The problem with some of these fish is that once they have been through Asian trade channels, their origins can be hard to ascertain. Without a sterner approach to labelling, recording and import/export across the board, this is an issue that will keep on lingering, and we aquarists will continue to be held to account for it.
What makes this all the sadder is that sustainable collection efforts in other countries have been shown to work. Models are in place demonstrating exactly how wealth distribution and responsible harvesting can create aggregate gain to a region. But India, it would seem, is at the behest of a ‘fast buck’ mentality of some collectors.
As for what we as aquarists can do to help this situation, I’d say our strongest weapon is to be aware of it. It would be easy to dismiss the phenomenon as being out of our hands, as being at the start of the supply chain, but this would be morally lazy to the extreme. A supply chain is just that: a chain with many links. And any part of that chain can apply pressure to any other part.
Intelligent buying of fish will count for a lot.

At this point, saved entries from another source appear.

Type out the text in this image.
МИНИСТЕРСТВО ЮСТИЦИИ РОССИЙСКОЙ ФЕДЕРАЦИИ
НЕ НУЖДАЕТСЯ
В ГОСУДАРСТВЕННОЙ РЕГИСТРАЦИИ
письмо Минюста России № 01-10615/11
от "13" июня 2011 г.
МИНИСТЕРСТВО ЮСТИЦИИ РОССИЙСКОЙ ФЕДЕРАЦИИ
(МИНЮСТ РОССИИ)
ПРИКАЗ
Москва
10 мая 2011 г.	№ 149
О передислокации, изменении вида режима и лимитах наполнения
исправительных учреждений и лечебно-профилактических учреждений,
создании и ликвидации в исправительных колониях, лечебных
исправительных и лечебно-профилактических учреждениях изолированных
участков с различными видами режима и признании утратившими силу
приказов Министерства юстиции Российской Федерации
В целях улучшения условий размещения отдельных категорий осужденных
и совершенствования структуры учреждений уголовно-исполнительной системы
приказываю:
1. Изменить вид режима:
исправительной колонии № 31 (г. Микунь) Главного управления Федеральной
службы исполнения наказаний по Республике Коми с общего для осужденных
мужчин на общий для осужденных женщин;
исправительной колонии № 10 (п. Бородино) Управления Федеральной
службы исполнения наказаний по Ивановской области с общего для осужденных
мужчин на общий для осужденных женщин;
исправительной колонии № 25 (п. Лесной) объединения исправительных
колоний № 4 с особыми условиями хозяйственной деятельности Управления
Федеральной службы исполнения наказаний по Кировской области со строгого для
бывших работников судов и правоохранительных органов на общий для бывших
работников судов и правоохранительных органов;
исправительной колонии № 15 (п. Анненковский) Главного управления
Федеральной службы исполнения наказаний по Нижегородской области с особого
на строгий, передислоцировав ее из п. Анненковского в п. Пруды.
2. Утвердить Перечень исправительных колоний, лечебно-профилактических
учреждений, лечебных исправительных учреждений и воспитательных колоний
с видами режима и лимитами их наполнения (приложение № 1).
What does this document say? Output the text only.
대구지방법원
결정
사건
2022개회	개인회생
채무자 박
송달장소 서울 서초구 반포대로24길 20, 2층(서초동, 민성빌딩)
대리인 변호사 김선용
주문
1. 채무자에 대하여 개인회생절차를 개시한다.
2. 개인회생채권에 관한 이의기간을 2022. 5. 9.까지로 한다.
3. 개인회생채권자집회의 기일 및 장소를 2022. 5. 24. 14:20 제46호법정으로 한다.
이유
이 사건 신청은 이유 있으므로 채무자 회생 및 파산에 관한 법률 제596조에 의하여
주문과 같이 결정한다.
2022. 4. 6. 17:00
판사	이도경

I’d not suggest for an instant that any species be boycotted, but I would say that a gradual leaning, and a gradual preference for fish that have their history of origin intact should be preferred to those that arrive into the UK as information orphans.
But what is certain is that indifference on our part will not make this go away. We can ignore the problem with absolute obstinacy, but as we do there will be more failings of the trade revealed, leading to hyperbole and vitriol from those who are against our industry.
It’s our hobby, and ultimately that does come with a degree of responsibility, whether we like that or not.